JPMorgan Chase (NYSE:JPM) and everyone's favorite Whale are back in the news today and if you're a shareholder, the news isn't what you want to hear. Recall that way back on May 21, Jamie Dimon said that by the fourth quarter of this year no one would be talking about the CIO losses anymore--this sentiment has been echoed by a number of JPMorgan supporters as the "tempest in a teapot" assertion lives on in spirit even after Mr. Dimon retracted it before Congress.

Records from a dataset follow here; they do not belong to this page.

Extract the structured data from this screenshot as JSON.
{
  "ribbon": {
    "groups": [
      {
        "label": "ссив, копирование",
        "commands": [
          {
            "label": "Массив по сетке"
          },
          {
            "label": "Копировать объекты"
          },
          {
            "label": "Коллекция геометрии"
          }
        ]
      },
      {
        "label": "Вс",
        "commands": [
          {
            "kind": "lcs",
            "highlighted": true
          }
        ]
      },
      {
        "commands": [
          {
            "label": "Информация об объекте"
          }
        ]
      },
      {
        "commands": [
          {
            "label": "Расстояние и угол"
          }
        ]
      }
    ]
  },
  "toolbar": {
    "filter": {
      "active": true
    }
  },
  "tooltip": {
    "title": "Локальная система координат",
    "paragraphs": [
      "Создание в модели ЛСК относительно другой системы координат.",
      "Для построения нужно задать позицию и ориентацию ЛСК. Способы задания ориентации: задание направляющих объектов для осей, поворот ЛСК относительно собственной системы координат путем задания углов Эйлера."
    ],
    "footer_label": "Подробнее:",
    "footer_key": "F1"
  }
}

One internal investigation, three possible scapegoats (Iksil, Martin-Artajo, and Macris), and one restated first quarter VaR later and the thorny little multi-billion dollar loss just doesn't want to go away. On Thursday, the bank filed its amended first-quarter 10Q, which now shows the bank earned $4.92 billion during the period, $459 million less than it reported originally. The bank now says it earned $1.19 per share during the quarter compared with the originally reported $1.31.

Of course, if you read the 8K the company filed before it released second-quarter earnings, this won't come as any surprise. What may be a bit unexpected however is that the firm said Thursday it now expects the resumption of share buybacks to be delayed by at least three months. Previously, Dimon indicated that he expected share repurchases to resume during the fourth quarter, but the firm now says only that it "hopes" to restart the program in the first quarter of 2013.

This of course virtually assures that people will indeed still be talking about the Whale into and past the fourth quarter of this year and investors shouldn't expect this issue to just disappear. Recently, the Wall Street Journal reported that the bank's internal probes suggest Javier Martin-Artajo (an executive) prodded Bruno Iksil to mismark the unit's CDS book. Mr. Martin-Artajo vehemently denies the allegations and the probe is ongoing.

Shareholders are essentially being asked to trust that nothing will come out in the course of the investigation that will implicate anyone other than a few bad apples at the CIO office. This seems like a leap of faith considering the backtracking the firm has already done in regards to the loss. Consider also that although the losses on the trade totaled "only" $5.8 billion in the second quarter (triple the firm's original estimate), investors were warned that not all the losses had been booked. Between these concerns and banks' reduced ability to earn in the new regulatory climate, I see very little reason to own these shares. I would advise investors to find somewhere to park their money other than shares of JPMorgan. If you're the enterprising type, you might even short the shares on the notion that future whale-related revelations will result in a precipitous decline.

Disclosure: I have no positions in any stocks mentioned, and no plans to initiate any positions within the next 72 hours.